Okuma Süresi 3 dkYayınlanma Pazartesi, Kasım 25 2019
Kucak dolusu nakit harcasak, geriye getiremiyeceğimiz vaktimizin kıymetini iyi bilmeliyiz.
MEHMET ALİ ŞENGÜL 
    Naktimizi (servetimizi) boşa harcamadığımız gibi, vaktimizi zâyi etmemede de hassas olmalıyız. Telâfisi mümkün olmayan vaktimizi boşa zâyi etmemeli, ileride bizi utandıracak günahla kirletmemeye gayret etmeliyiz. Yoran ve usandırıcı bir işten, dinlendirici yeni bir işe devam ederek vaktimizi değerlendirmeliyiz.

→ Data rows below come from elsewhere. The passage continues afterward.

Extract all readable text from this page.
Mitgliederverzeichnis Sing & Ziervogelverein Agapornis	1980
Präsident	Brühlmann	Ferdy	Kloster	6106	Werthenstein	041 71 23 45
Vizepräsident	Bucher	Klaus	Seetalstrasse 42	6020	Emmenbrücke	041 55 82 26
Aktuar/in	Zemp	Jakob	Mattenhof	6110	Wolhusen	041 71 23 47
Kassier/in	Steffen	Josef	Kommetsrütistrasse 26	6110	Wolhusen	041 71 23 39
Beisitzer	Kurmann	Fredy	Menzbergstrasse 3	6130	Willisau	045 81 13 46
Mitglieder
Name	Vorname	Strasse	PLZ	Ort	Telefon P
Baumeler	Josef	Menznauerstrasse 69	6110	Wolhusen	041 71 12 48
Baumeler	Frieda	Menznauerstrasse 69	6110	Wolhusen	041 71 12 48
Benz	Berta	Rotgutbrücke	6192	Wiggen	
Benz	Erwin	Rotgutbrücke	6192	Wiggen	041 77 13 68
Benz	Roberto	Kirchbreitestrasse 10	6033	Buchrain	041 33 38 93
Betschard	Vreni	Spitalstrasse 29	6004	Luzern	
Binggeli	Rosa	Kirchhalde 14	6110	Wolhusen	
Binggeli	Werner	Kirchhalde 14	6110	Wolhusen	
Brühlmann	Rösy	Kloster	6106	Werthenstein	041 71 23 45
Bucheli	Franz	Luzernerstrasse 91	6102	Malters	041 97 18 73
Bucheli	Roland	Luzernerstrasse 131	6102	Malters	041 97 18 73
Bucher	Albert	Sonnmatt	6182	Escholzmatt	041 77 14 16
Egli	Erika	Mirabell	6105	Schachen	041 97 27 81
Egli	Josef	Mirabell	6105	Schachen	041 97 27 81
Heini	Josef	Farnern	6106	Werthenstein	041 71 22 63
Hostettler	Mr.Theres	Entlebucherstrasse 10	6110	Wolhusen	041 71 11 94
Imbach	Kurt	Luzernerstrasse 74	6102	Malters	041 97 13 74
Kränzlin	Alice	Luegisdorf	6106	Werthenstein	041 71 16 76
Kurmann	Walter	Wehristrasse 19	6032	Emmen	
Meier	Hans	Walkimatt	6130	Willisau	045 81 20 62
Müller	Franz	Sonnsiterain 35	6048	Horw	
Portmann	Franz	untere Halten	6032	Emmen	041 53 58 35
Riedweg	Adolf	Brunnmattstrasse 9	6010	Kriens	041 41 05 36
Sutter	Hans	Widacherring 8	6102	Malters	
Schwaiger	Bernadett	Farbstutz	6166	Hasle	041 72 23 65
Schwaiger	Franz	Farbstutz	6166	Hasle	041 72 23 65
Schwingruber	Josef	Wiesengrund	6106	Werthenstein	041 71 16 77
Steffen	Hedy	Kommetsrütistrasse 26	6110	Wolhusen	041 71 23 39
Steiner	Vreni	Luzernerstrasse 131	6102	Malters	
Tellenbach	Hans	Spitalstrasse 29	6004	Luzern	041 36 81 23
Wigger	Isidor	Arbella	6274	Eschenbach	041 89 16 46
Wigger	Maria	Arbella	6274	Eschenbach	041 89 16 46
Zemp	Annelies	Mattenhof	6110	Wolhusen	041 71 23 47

    İmam Ebu Yusuf , kitap okumayı yani ilimle meşgul olmayı meşguliyetlerin en değerlisi olarak görmekte, hatta ölürken bile ilmi mesele müzâkere ederken ölmeyi dilemektedir.

   Büyük âlim Hammad bin Seleme; ya namaz kılar, ya hadis anlatır, ya da Kur’an dersi verir, vaktini böyle değerlendirirdi. Nitekim vefatında namaz kılarken secde anında ruhunu Rahman’a teslim etmişti.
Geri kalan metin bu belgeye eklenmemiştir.